Employees and Human Capital

As of March 6, 2026, we had 196 full-time employees. Of these employees, 144 are engaged in research and development and 39 hold M.D. or Ph.D. degrees. Our employees are not represented by labor unions or covered by collective bargaining agreements. We consider our relationship with our employees to be good.

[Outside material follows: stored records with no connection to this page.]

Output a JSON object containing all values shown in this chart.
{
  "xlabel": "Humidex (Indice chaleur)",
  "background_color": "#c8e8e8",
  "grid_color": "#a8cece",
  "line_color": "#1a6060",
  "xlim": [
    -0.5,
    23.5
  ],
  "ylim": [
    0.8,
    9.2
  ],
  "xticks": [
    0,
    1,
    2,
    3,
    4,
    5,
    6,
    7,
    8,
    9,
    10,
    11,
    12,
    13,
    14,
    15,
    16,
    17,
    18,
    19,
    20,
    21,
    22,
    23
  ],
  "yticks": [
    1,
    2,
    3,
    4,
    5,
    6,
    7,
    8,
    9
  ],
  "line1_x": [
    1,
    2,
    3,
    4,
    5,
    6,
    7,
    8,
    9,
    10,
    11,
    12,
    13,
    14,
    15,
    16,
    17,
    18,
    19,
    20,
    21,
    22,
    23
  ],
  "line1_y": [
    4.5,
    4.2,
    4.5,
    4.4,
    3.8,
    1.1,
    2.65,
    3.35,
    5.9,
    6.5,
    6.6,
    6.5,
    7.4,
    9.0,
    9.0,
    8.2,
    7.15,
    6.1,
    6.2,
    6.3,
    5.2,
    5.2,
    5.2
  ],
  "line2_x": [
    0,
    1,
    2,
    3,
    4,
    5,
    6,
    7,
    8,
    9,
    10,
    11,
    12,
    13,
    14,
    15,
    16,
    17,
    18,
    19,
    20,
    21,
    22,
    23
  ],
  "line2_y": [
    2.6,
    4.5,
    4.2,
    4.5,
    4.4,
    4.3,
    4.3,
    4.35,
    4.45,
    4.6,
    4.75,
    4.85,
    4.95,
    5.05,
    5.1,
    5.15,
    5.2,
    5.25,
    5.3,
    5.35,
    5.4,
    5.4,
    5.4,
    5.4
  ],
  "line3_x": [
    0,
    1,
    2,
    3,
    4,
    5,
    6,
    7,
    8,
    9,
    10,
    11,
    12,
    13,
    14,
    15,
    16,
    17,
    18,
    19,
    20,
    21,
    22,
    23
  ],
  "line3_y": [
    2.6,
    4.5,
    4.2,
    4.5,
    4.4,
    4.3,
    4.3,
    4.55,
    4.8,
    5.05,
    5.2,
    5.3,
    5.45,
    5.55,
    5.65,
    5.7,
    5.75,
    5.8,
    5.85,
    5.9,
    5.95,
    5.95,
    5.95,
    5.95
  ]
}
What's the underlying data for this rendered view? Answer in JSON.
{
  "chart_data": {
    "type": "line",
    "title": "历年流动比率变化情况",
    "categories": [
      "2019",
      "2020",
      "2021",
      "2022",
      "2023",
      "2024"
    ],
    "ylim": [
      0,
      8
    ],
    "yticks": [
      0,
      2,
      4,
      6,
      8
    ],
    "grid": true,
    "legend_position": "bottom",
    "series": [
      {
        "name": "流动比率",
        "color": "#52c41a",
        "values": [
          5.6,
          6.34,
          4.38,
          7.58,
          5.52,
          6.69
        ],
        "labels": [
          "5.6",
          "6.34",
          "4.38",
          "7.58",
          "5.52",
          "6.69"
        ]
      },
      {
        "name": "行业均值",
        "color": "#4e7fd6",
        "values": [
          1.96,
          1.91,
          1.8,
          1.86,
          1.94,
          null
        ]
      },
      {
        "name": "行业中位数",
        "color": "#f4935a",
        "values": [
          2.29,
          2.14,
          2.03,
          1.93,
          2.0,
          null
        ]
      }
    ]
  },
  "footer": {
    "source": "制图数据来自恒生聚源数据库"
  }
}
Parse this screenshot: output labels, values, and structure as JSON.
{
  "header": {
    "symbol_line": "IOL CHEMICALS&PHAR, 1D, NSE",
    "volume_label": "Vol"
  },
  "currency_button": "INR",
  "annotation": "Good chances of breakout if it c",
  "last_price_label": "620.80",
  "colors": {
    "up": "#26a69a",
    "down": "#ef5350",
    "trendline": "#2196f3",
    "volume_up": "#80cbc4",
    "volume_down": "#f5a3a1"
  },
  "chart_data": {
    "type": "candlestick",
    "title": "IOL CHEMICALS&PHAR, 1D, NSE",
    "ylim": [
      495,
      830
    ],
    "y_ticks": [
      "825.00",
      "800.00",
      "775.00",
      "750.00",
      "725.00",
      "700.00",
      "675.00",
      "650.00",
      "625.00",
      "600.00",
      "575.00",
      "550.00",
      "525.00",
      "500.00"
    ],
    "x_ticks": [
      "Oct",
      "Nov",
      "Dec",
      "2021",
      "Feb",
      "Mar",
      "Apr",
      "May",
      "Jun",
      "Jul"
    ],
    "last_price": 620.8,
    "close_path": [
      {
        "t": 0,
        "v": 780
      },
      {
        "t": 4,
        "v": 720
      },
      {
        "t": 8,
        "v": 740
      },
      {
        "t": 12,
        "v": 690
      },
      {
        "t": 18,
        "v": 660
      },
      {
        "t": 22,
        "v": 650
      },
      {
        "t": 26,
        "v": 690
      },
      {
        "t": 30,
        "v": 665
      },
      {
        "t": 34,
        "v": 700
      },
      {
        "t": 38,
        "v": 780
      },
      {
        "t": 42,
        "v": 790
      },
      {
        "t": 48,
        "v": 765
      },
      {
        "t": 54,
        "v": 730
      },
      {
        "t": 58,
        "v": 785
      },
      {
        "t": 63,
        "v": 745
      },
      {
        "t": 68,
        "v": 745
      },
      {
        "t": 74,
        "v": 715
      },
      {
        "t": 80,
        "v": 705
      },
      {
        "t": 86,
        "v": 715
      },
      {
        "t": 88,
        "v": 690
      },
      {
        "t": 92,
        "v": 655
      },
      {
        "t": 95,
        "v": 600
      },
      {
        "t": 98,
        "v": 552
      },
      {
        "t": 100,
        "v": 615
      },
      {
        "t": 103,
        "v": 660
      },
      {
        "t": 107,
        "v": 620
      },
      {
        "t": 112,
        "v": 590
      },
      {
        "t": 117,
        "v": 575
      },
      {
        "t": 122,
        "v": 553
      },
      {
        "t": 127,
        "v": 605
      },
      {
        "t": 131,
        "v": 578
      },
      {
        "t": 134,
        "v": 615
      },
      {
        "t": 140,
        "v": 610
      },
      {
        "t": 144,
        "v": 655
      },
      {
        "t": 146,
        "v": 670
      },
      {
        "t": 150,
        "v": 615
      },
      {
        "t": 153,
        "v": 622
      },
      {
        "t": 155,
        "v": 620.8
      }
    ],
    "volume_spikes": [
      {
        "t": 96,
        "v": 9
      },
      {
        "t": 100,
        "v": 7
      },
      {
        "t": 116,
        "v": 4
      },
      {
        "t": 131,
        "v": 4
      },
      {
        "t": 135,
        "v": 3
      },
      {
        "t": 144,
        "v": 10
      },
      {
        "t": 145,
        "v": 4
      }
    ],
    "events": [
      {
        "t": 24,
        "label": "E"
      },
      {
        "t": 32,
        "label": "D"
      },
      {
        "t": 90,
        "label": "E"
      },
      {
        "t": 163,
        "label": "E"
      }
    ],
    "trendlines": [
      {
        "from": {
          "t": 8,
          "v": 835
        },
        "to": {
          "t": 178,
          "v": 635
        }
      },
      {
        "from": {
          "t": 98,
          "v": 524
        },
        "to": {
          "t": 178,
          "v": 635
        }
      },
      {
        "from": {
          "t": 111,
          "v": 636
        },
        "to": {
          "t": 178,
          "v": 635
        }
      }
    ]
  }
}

Our human resources objectives include, as applicable, identifying, recruiting, developing, managing, retaining, incentivizing and integrating our employees. The principal purposes of our equity incentive plans are to attract, retain and motivate selected employees, consultants, and directors through the granting of stock-based compensation awards and cash-based performance bonus awards.

Facilities

We lease approximately 91,000 square feet of office, research and development, engineering, laboratory and warehouse space in Emeryville, California under lease agreements that expire between August 2026 and December 2030. We believe that our facilities are adequate to meet our current needs, and that suitable additional alternative spaces will be available in the future on commercially reasonable terms, if required.

Corporate Information

We were formed on September 12, 2013 as a Delaware limited liability company under the name 4D Molecular Therapeutics, LLC. On March 11, 2015, 4D Molecular Therapeutics, Inc. was incorporated as a Delaware corporation. On March 20, 2015, 4D Molecular Therapeutics, LLC merged with 4D Molecular Therapeutics, Inc., with 4D Molecular Therapeutics, Inc. being the surviving entity. Our principal executive offices are located at 5858 Horton Street #455, Emeryville, California 94608, and our telephone number is (510) 505-2680.

Available Information

Our website address is www.4dmoleculartherapeutics.com. The information on, or that can be accessed through, our website is not part of this Annual Report on Form 10-K. The U.S. Securities and Exchange Commission (“SEC”) maintains an internet site that contains reports, proxy and information statements, and other information regarding issuers that file electronically with the SEC at www.sec.gov. Our Annual Report on Form 10-K, Quarterly Reports on Form 10-Q, Current Reports on Form 8-K and amendments to reports filed or furnished pursuant to Sections 13(a) and 15(d) of the Securities Exchange Act of 1934, as amended, (the “Exchange Act”) are also available free of charge on our investor relations website as soon as reasonably practicable after we electronically file such material with, or furnish it to, the SEC.